After her 37-year-old (and single) daughter lost her job, a friend had a new roomer for six months. No surprise there: A 2009 survey by the Pew Research Center reports that 13 percent of parents with grown children say one of their adult kids has moved back home in the past year--much of that thanks to tough economic times. Before this mom's out-of-work daughter moved in, though, the mother set some rules. No, they weren't about who would wash the dishes or whether rent would be paid. Instead, the mom emailed me the following dictum she asked her daughter to abide by: "You will not talk to me about what I eat or what I wear (my hot buttons) and in return I will not ask you where you are going and when you’ll be back. I will not expect you to show up for dinner (a good thing, as I don’t cook)."
The simple rules worked well on both sides. The daughter kept her side of the bargain and more: Even though she wasn't expected to, she usually called to let her mother know where she was and when she would be back.
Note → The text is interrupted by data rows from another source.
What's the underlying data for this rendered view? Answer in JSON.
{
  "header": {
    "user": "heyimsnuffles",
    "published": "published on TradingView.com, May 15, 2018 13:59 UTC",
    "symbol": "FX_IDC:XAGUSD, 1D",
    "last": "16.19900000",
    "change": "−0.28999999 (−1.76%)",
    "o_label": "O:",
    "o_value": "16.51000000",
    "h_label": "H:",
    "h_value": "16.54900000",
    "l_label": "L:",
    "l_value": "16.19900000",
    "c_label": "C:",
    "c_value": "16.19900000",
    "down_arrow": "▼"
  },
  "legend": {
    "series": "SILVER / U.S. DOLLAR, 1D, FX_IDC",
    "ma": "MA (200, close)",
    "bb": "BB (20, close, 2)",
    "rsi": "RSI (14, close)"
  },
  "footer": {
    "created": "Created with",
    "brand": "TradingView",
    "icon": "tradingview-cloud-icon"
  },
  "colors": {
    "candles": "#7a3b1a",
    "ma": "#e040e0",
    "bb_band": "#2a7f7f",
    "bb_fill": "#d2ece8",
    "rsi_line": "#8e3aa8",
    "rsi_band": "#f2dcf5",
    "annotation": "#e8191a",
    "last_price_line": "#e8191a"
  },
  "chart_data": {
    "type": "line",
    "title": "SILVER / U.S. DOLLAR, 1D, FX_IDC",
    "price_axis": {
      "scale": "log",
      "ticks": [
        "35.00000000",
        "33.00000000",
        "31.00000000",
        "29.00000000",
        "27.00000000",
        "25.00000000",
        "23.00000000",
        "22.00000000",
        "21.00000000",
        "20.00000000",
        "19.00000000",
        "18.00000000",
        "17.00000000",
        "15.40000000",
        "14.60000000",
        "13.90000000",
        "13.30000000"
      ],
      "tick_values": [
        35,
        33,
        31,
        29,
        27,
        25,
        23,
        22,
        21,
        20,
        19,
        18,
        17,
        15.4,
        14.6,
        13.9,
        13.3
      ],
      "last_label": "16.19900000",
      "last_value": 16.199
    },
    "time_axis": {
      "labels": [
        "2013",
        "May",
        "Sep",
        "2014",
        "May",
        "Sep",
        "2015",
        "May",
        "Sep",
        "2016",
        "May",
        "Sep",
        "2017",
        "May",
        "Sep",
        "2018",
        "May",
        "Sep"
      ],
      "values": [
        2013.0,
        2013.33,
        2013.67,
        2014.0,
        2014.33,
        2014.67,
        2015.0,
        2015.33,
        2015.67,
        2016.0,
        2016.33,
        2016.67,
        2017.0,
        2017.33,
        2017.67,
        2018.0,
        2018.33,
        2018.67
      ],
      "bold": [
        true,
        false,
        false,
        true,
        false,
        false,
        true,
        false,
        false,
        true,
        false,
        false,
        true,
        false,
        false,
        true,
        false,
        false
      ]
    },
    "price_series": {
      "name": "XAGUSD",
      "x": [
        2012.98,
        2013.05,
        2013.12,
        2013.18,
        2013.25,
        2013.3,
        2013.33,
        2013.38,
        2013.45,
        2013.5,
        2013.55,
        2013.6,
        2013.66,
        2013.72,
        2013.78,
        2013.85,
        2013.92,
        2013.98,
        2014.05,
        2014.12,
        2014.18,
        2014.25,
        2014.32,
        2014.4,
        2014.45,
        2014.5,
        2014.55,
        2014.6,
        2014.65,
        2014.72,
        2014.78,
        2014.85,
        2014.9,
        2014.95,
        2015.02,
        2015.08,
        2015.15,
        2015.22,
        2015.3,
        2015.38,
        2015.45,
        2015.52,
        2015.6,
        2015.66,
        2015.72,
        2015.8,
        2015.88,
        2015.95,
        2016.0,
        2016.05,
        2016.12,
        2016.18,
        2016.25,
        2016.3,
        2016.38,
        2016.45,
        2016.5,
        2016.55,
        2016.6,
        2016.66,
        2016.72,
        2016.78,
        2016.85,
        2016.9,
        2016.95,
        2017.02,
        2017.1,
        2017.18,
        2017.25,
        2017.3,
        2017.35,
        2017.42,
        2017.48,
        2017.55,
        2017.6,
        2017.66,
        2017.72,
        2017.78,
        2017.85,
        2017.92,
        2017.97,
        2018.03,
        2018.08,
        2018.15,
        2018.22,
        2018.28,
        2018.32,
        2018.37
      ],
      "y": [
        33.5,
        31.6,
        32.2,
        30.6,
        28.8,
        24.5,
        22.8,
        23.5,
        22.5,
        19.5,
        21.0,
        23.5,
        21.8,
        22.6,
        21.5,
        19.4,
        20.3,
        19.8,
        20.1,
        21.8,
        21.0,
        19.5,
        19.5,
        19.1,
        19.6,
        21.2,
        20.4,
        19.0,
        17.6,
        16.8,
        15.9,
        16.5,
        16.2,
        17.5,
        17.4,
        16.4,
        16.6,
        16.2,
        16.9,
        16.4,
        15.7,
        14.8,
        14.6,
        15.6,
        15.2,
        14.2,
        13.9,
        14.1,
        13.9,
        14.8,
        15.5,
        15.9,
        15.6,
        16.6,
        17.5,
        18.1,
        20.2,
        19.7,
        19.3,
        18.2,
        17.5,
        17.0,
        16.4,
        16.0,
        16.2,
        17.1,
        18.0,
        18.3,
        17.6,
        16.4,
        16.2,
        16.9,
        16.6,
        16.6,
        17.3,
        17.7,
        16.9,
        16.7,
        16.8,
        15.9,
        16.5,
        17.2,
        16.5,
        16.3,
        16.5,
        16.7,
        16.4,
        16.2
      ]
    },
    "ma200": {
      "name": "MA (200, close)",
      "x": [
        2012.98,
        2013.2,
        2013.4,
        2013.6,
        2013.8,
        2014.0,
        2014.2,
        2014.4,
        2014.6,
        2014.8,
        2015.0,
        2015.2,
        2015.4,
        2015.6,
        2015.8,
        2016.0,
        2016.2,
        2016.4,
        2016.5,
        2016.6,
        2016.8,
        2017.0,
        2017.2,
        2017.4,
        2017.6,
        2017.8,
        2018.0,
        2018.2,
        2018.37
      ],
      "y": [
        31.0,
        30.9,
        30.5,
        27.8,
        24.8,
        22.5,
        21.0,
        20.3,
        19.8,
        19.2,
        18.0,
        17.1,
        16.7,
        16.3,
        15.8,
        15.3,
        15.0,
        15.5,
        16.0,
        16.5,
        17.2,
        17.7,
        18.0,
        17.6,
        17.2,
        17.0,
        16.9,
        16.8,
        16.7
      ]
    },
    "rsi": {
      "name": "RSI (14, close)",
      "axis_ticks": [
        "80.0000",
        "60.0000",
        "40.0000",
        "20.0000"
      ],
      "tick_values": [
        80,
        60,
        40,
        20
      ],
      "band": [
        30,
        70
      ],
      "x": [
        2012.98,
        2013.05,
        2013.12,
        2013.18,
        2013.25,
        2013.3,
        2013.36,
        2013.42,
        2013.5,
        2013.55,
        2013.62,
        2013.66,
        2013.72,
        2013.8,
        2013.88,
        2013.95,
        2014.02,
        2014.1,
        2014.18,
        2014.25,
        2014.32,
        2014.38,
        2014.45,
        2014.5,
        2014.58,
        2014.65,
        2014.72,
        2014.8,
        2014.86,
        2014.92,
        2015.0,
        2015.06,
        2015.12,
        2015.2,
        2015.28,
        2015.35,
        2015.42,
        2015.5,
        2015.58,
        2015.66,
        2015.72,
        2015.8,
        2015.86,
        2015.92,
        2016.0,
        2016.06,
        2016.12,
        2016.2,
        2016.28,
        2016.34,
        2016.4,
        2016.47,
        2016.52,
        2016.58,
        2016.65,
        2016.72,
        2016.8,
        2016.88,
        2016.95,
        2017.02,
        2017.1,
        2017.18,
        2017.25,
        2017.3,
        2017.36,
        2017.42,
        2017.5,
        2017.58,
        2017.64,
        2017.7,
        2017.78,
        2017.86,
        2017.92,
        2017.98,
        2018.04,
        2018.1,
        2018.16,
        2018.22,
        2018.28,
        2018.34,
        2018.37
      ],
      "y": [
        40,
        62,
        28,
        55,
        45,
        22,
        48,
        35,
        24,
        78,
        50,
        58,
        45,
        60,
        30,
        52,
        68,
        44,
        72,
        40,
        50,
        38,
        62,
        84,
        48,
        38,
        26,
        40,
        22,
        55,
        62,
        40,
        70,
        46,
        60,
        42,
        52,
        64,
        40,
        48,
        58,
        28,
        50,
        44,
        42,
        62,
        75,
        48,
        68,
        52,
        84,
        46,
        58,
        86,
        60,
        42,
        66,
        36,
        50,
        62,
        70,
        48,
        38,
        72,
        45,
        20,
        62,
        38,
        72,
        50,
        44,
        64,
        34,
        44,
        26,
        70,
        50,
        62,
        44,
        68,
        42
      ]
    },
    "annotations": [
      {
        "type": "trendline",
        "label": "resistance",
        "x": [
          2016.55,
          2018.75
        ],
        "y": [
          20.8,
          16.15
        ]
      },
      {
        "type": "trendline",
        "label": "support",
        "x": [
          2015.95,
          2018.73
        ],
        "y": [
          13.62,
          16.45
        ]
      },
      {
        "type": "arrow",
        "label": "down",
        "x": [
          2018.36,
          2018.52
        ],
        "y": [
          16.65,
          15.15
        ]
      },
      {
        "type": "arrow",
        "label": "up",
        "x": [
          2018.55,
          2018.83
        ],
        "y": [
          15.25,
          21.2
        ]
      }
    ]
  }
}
As for the mom, she once asked her daughter who it was she was talking to on the phone. "I was told, 'None of your business.' I have never done that again!"
At the end of the "visit," both mother and daughter agreed that living together again had been really hard but that the understanding of what the ground rules were helped.
A lot of articles I read on the subject of re-nesting--of boomerang children moving back home after living independently--list a host of rules to follow: set clear expectations regarding expenses and household chores; set a time limit; charge rent. And key to it all: Write it all out in an agreement. This is good, solid advice. Practical. Sound. But, frankly, if one of my children were moving back home, I can't see myself doing it. There would be so much emotional overload and this would just add to it. It makes more sense to put your finger on the hot buttons--we all know what ours and our children's are, or at least we should--and make an agreement to steer clear of them. Not stepping on each others toes is never easy. But at least spelling out what it is you would find most difficult for a long or short co-habitation is a start. And it probably has very little to do with how much rent they will or will not pay--unless money is one of the hot buttons.